The emails were released under court order to the conservative legal advocacy group Judicial Watch, which has sued the State Department over access to public records related to the presumptive Democratic presidential nominee’s service as the nation’s top diplomat between 2009 and 2013.
The emails, reviewed by the Associated Press, show that State Department technical staff disabled software on their systems intended to block phishing emails that could deliver dangerous viruses. They were trying urgently to resolve delivery problems with emails sent from Clinton’s private server.

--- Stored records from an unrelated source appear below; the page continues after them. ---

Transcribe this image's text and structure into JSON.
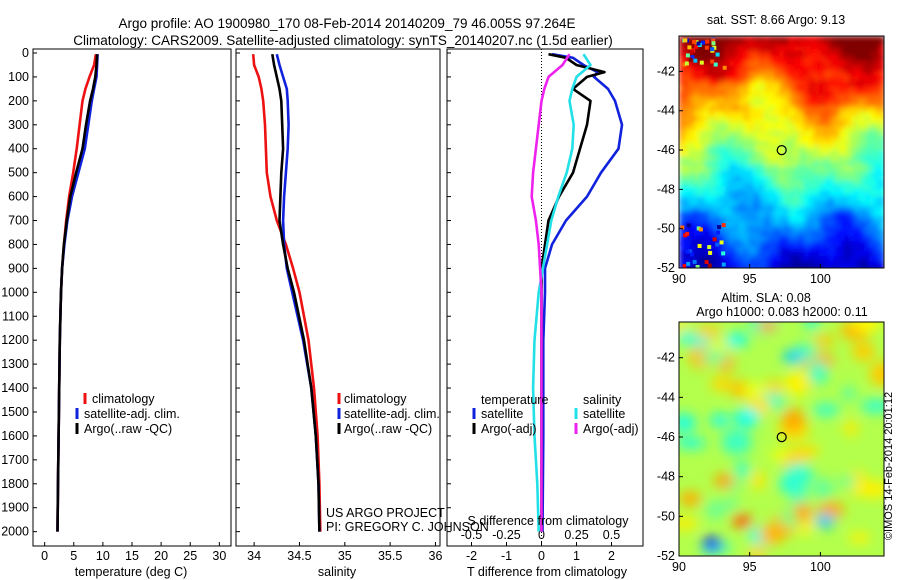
{
  "header": {
    "title_line1": "Argo profile: AO 1900980_170 08-Feb-2014 20140209_79 46.005S 97.264E",
    "title_line2": "Climatology: CARS2009. Satellite-adjusted climatology: synTS_20140207.nc (1.5d earlier)"
  },
  "colors": {
    "climatology": "#ee1111",
    "satellite": "#1122dd",
    "argo": "#000000",
    "sat_salinity": "#22e0e8",
    "argo_salinity": "#ee22ee"
  },
  "depth_ticks": [
    "0",
    "100",
    "200",
    "300",
    "400",
    "500",
    "600",
    "700",
    "800",
    "900",
    "1000",
    "1100",
    "1200",
    "1300",
    "1400",
    "1500",
    "1600",
    "1700",
    "1800",
    "1900",
    "2000"
  ],
  "chart_data": [
    {
      "type": "line",
      "name": "temperature",
      "xlabel": "temperature (deg C)",
      "x_ticks": [
        "0",
        "5",
        "10",
        "15",
        "20",
        "25",
        "30"
      ],
      "xlim": [
        -2,
        32
      ],
      "ylim_depth": [
        0,
        2060
      ],
      "legend": [
        "climatology",
        "satellite-adj. clim.",
        "Argo(..raw -QC)"
      ],
      "legend_placement": "lower-center",
      "series": [
        {
          "name": "climatology",
          "color_key": "climatology",
          "depth": [
            5,
            50,
            100,
            150,
            200,
            300,
            400,
            500,
            600,
            700,
            800,
            900,
            1000,
            1200,
            1400,
            1600,
            1800,
            2000
          ],
          "values": [
            8.8,
            8.5,
            7.7,
            7.0,
            6.5,
            6.0,
            5.5,
            4.9,
            4.2,
            3.7,
            3.3,
            3.0,
            2.8,
            2.6,
            2.5,
            2.4,
            2.3,
            2.2
          ]
        },
        {
          "name": "satellite-adj. clim.",
          "color_key": "satellite",
          "depth": [
            5,
            50,
            100,
            150,
            200,
            300,
            400,
            500,
            600,
            700,
            800,
            900,
            1000,
            1200,
            1400,
            1600,
            1800,
            2000
          ],
          "values": [
            9.1,
            9.0,
            8.9,
            8.5,
            8.1,
            7.5,
            6.9,
            5.8,
            4.7,
            3.9,
            3.4,
            3.0,
            2.8,
            2.6,
            2.5,
            2.4,
            2.3,
            2.2
          ]
        },
        {
          "name": "Argo(..raw -QC)",
          "color_key": "argo",
          "depth": [
            5,
            50,
            100,
            150,
            200,
            300,
            400,
            500,
            600,
            700,
            800,
            900,
            1000,
            1200,
            1400,
            1600,
            1800,
            2000
          ],
          "values": [
            9.0,
            8.9,
            8.7,
            8.3,
            7.8,
            7.1,
            6.5,
            5.4,
            4.4,
            3.8,
            3.3,
            3.0,
            2.8,
            2.6,
            2.5,
            2.4,
            2.3,
            2.2
          ]
        }
      ]
    },
    {
      "type": "line",
      "name": "salinity",
      "xlabel": "salinity",
      "x_ticks": [
        "34",
        "34.5",
        "35",
        "35.5",
        "36"
      ],
      "xlim": [
        33.8,
        36.05
      ],
      "ylim_depth": [
        0,
        2060
      ],
      "legend": [
        "climatology",
        "satellite-adj. clim.",
        "Argo(..raw -QC)"
      ],
      "legend_placement": "lower-right",
      "series": [
        {
          "name": "climatology",
          "color_key": "climatology",
          "depth": [
            5,
            50,
            100,
            150,
            200,
            300,
            400,
            500,
            600,
            700,
            800,
            900,
            1000,
            1200,
            1400,
            1600,
            1800,
            2000
          ],
          "values": [
            33.99,
            34.0,
            34.05,
            34.08,
            34.1,
            34.12,
            34.13,
            34.14,
            34.18,
            34.25,
            34.35,
            34.43,
            34.5,
            34.6,
            34.66,
            34.7,
            34.72,
            34.73
          ]
        },
        {
          "name": "satellite-adj. clim.",
          "color_key": "satellite",
          "depth": [
            5,
            50,
            100,
            150,
            200,
            300,
            400,
            500,
            600,
            700,
            800,
            900,
            1000,
            1200,
            1400,
            1600,
            1800,
            2000
          ],
          "values": [
            34.25,
            34.28,
            34.32,
            34.36,
            34.37,
            34.38,
            34.37,
            34.35,
            34.33,
            34.32,
            34.33,
            34.36,
            34.42,
            34.54,
            34.63,
            34.68,
            34.71,
            34.72
          ]
        },
        {
          "name": "Argo(..raw -QC)",
          "color_key": "argo",
          "depth": [
            5,
            50,
            100,
            150,
            200,
            300,
            400,
            500,
            600,
            700,
            800,
            900,
            1000,
            1200,
            1400,
            1600,
            1800,
            2000
          ],
          "values": [
            34.2,
            34.22,
            34.25,
            34.28,
            34.3,
            34.31,
            34.32,
            34.3,
            34.29,
            34.28,
            34.32,
            34.37,
            34.44,
            34.55,
            34.63,
            34.68,
            34.71,
            34.72
          ]
        }
      ]
    },
    {
      "type": "line",
      "name": "difference from climatology",
      "xlabel": "T difference from climatology",
      "xlabel_top": "S difference from climatology",
      "x_ticks": [
        "-2",
        "-1",
        "0",
        "1",
        "2"
      ],
      "x_ticks_salinity": [
        "-0.5",
        "-0.25",
        "0",
        "0.25",
        "0.5"
      ],
      "xlim": [
        -2.7,
        2.9
      ],
      "ylim_depth": [
        0,
        2060
      ],
      "legend_temperature_title": "temperature",
      "legend_salinity_title": "salinity",
      "legend": [
        "satellite",
        "Argo(-adj)",
        "satellite",
        "Argo(-adj)"
      ],
      "series": [
        {
          "name": "temperature satellite",
          "color_key": "satellite",
          "depth": [
            5,
            20,
            50,
            80,
            100,
            150,
            200,
            300,
            400,
            500,
            600,
            700,
            800,
            900,
            1000,
            1200,
            1400,
            1600,
            1800,
            2000
          ],
          "values": [
            0.3,
            0.9,
            1.2,
            1.6,
            1.5,
            1.9,
            2.1,
            2.3,
            2.2,
            1.7,
            1.3,
            0.7,
            0.3,
            0.1,
            0.1,
            0.05,
            0.05,
            0.05,
            0.04,
            0.03
          ]
        },
        {
          "name": "temperature Argo(-adj)",
          "color_key": "argo",
          "depth": [
            5,
            20,
            50,
            80,
            100,
            150,
            200,
            300,
            400,
            500,
            600,
            700,
            800,
            900,
            1000,
            1200,
            1400,
            1600,
            1800,
            2000
          ],
          "values": [
            0.2,
            0.7,
            1.0,
            1.8,
            1.3,
            0.9,
            1.4,
            1.3,
            1.1,
            0.9,
            0.5,
            0.2,
            0.1,
            0.0,
            0.0,
            0.0,
            0.0,
            0.0,
            0.0,
            0.0
          ]
        },
        {
          "name": "salinity satellite",
          "color_key": "sat_salinity",
          "depth": [
            5,
            50,
            100,
            150,
            200,
            300,
            400,
            500,
            600,
            700,
            800,
            900,
            1000,
            1200,
            1400,
            1600,
            1800,
            2000
          ],
          "values": [
            0.3,
            0.35,
            0.25,
            0.22,
            0.2,
            0.23,
            0.22,
            0.18,
            0.12,
            0.07,
            0.04,
            0.01,
            -0.02,
            -0.05,
            -0.06,
            -0.05,
            -0.03,
            -0.02
          ]
        },
        {
          "name": "salinity Argo(-adj)",
          "color_key": "argo_salinity",
          "depth": [
            5,
            50,
            100,
            150,
            200,
            300,
            400,
            500,
            600,
            700,
            800,
            900,
            1000,
            1200,
            1400,
            1600,
            1800,
            2000
          ],
          "values": [
            0.2,
            0.15,
            0.05,
            0.02,
            0.0,
            -0.02,
            -0.04,
            -0.06,
            -0.07,
            -0.04,
            -0.02,
            -0.01,
            0.0,
            0.0,
            0.0,
            0.0,
            0.0,
            0.0
          ]
        }
      ]
    },
    {
      "type": "heatmap",
      "name": "sat. SST map",
      "title": "sat. SST: 8.66  Argo: 9.13",
      "x_ticks": [
        "90",
        "95",
        "100"
      ],
      "y_ticks": [
        "-42",
        "-44",
        "-46",
        "-48",
        "-50",
        "-52"
      ],
      "xlim": [
        90,
        104.5
      ],
      "ylim": [
        -52,
        -40.2
      ],
      "marker": {
        "lon": 97.264,
        "lat": -46.005
      }
    },
    {
      "type": "heatmap",
      "name": "altimetry SLA map",
      "title_line1": "Altim. SLA: 0.08",
      "title_line2": "Argo h1000: 0.083 h2000: 0.11",
      "x_ticks": [
        "90",
        "95",
        "100"
      ],
      "y_ticks": [
        "-42",
        "-44",
        "-46",
        "-48",
        "-50",
        "-52"
      ],
      "xlim": [
        90,
        104.5
      ],
      "ylim": [
        -52,
        -40.2
      ],
      "marker": {
        "lon": 97.264,
        "lat": -46.005
      }
    }
  ],
  "credits": {
    "project": "US ARGO PROJECT",
    "pi": "PI: GREGORY C. JOHNSON",
    "imos": "©IMOS 14-Feb-2014 20:01:12"
  }
}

“This should trump all other activities,” a senior technical official, Ken LaVolpe, told IT employees in a Dec. 17, 2010, email. Another senior State Department official, Thomas W. Lawrence, wrote days later in an email that deputy chief of staff Huma Abedin personally was asking for an update about the repairs. Abedin and Clinton, who both used Clinton’s private server, had complained that emails each sent to State Department employees were not being reliably received, AP says.
After technical staffers turned off some security features, Lawrence cautioned in an email, “We view this as a Band-Aid and fear it’s not 100 percent fully effective.”
The AP initially reported Wednesday that the emails described security features being turned off on Clinton’s own private server, but State Department spokesman John Kirby clarified hours later that the emails described “a series of troubleshooting measures to the department’s system — not Secretary Clinton’s system — to attempt to remedy the problem.”